Listen we get it, designing a PCB layout is hard enough, especially when you’re trying to smash in all of that functionality into an enclosure that seems to shrink more and more with every new board design. But then you have a manufacturer breathing down your neck at the end of the line, telling you that this is too small, that’s too thin, that component doesn’t match. Aren’t you just tired of the back and forth? Guess what, so is your manufacturer!
This is where Design for Manufacturing (DFM), can make everyone’s life a whole lot easier. Think of it as a kind of risk management, a personal insurance that ensures that what you spend hours designing can actually be made at the end of the day. Because whether you like it or not, you can make the best PCB in Autodesk EAGLE, but if that board of yours can’t be made, then it’s all for nothing. So instead of fighting with your PCB manufacturer for each and every mil, just start your design process off right by not making these 10 DFM mistakes that every manufacturer hates.

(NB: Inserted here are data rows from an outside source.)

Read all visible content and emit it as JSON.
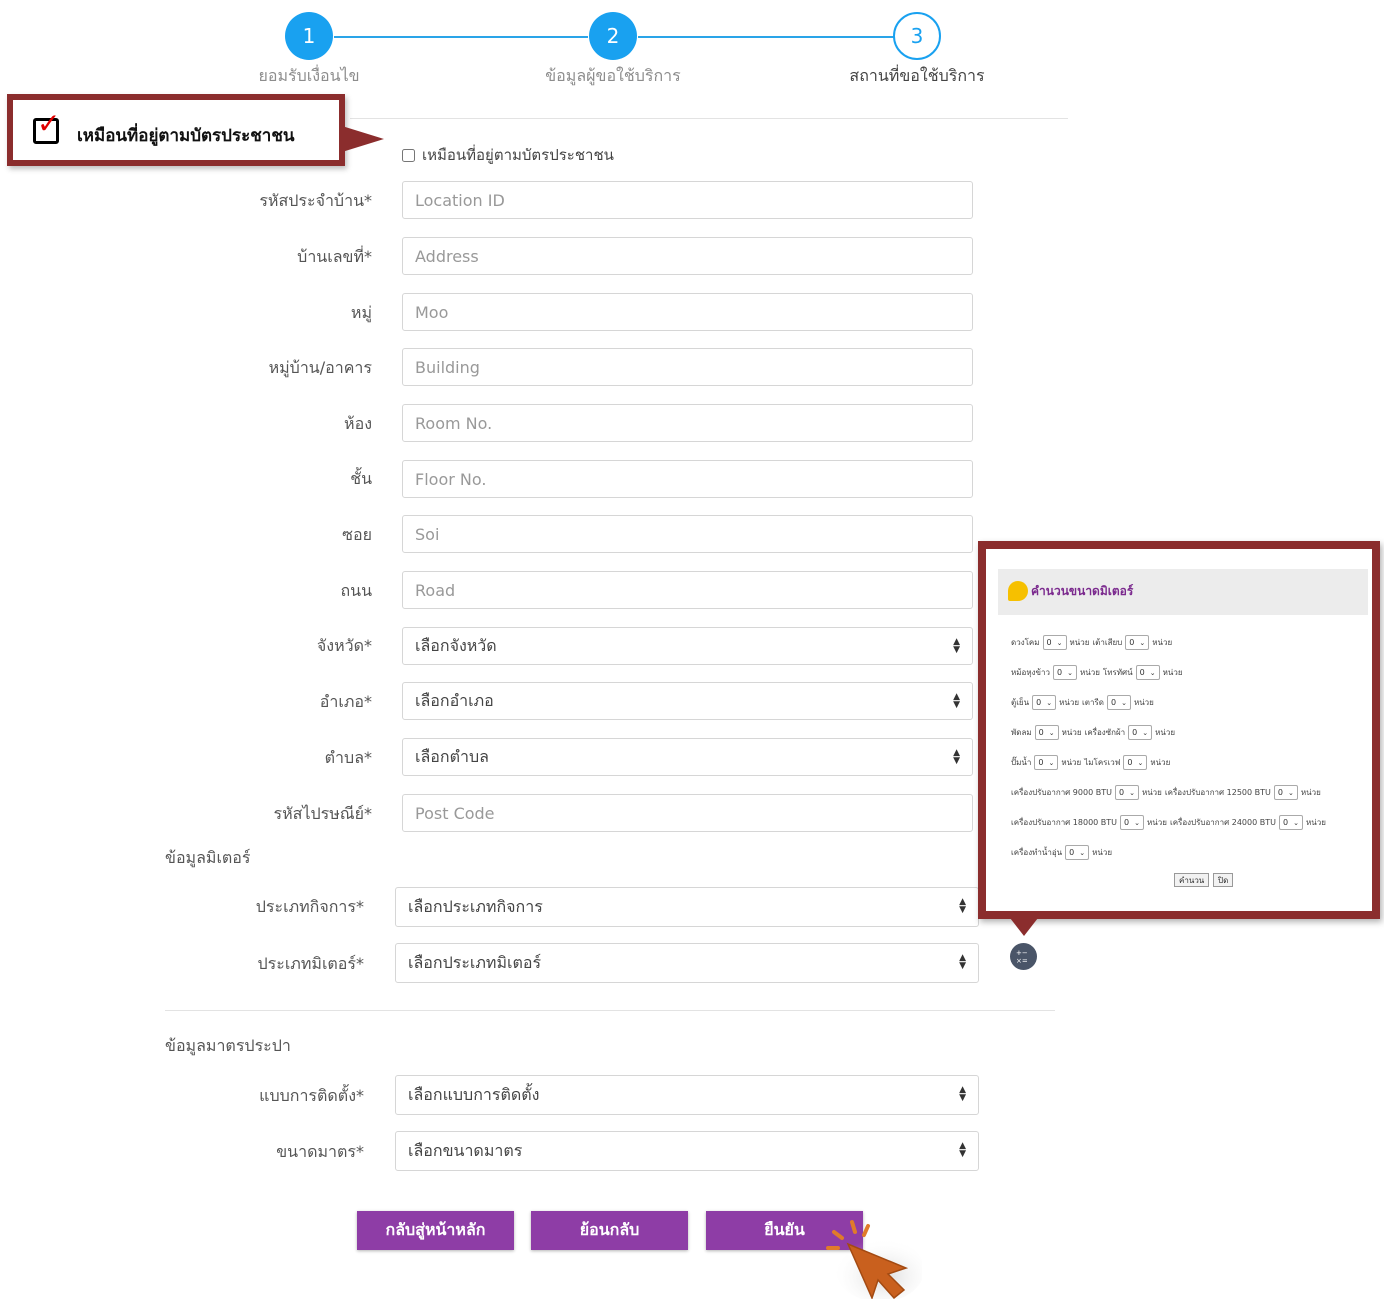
{
  "stepper": {
    "steps": [
      {
        "number": "1",
        "label": "ยอมรับเงื่อนไข"
      },
      {
        "number": "2",
        "label": "ข้อมูลผู้ขอใช้บริการ"
      },
      {
        "number": "3",
        "label": "สถานที่ขอใช้บริการ"
      }
    ],
    "current": 3,
    "accent_color": "#19a1f0"
  },
  "callout": {
    "text": "เหมือนที่อยู่ตามบัตรประชาชน",
    "check_glyph": "✓",
    "border_color": "#8b2d2d"
  },
  "same_address": {
    "label": "เหมือนที่อยู่ตามบัตรประชาชน",
    "checked": false
  },
  "location": {
    "fields": [
      {
        "label": "รหัสประจำบ้าน*",
        "placeholder": "Location ID"
      },
      {
        "label": "บ้านเลขที่*",
        "placeholder": "Address"
      },
      {
        "label": "หมู่",
        "placeholder": "Moo"
      },
      {
        "label": "หมู่บ้าน/อาคาร",
        "placeholder": "Building"
      },
      {
        "label": "ห้อง",
        "placeholder": "Room No."
      },
      {
        "label": "ชั้น",
        "placeholder": "Floor No."
      },
      {
        "label": "ซอย",
        "placeholder": "Soi"
      },
      {
        "label": "ถนน",
        "placeholder": "Road"
      }
    ],
    "province": {
      "label": "จังหวัด*",
      "value": "เลือกจังหวัด"
    },
    "district": {
      "label": "อำเภอ*",
      "value": "เลือกอำเภอ"
    },
    "subdistrict": {
      "label": "ตำบล*",
      "value": "เลือกตำบล"
    },
    "postcode": {
      "label": "รหัสไปรษณีย์*",
      "placeholder": "Post Code"
    }
  },
  "meter_info": {
    "title": "ข้อมูลมิเตอร์",
    "business_type": {
      "label": "ประเภทกิจการ*",
      "value": "เลือกประเภทกิจการ"
    },
    "meter_type": {
      "label": "ประเภทมิเตอร์*",
      "value": "เลือกประเภทมิเตอร์"
    }
  },
  "water_meter": {
    "title": "ข้อมูลมาตรประปา",
    "install_type": {
      "label": "แบบการติดตั้ง*",
      "value": "เลือกแบบการติดตั้ง"
    },
    "meter_size": {
      "label": "ขนาดมาตร*",
      "value": "เลือกขนาดมาตร"
    }
  },
  "buttons": {
    "home": "กลับสู่หน้าหลัก",
    "back": "ย้อนกลับ",
    "confirm": "ยืนยัน",
    "color": "#8e3da6"
  },
  "calculator": {
    "title": "คำนวนขนาดมิเตอร์",
    "unit": "หน่วย",
    "default_value": "0",
    "rows": [
      [
        {
          "label": "ดวงโคม"
        },
        {
          "label": "เต้าเสียบ"
        }
      ],
      [
        {
          "label": "หม้อหุงข้าว"
        },
        {
          "label": "โทรทัศน์"
        }
      ],
      [
        {
          "label": "ตู้เย็น"
        },
        {
          "label": "เตารีด"
        }
      ],
      [
        {
          "label": "พัดลม"
        },
        {
          "label": "เครื่องซักผ้า"
        }
      ],
      [
        {
          "label": "ปั๊มน้ำ"
        },
        {
          "label": "ไมโครเวฟ"
        }
      ],
      [
        {
          "label": "เครื่องปรับอากาศ 9000 BTU"
        },
        {
          "label": "เครื่องปรับอากาศ 12500 BTU"
        }
      ],
      [
        {
          "label": "เครื่องปรับอากาศ 18000 BTU"
        },
        {
          "label": "เครื่องปรับอากาศ 24000 BTU"
        }
      ],
      [
        {
          "label": "เครื่องทำน้ำอุ่น"
        }
      ]
    ],
    "calc_button": "คำนวน",
    "close_button": "ปิด"
  },
  "icons": {
    "calculator": "calculator-icon",
    "cursor": "click-cursor-icon"
  }
}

#1 – Not Leaving Enough Edge Clearance
Here’s the problem with copper, while it might be a great conductor, it’s also prone to corrosion from the environment. To combat this, your manufacturer coats it with a protective material. But what happens if you don’t leave enough space between the edge of your board and your copper? That protective coating can get cut off in the manufacturing process, exposing the copper beneath, and then you’re just waiting for a disaster to happen, like an unintended short or corrosion.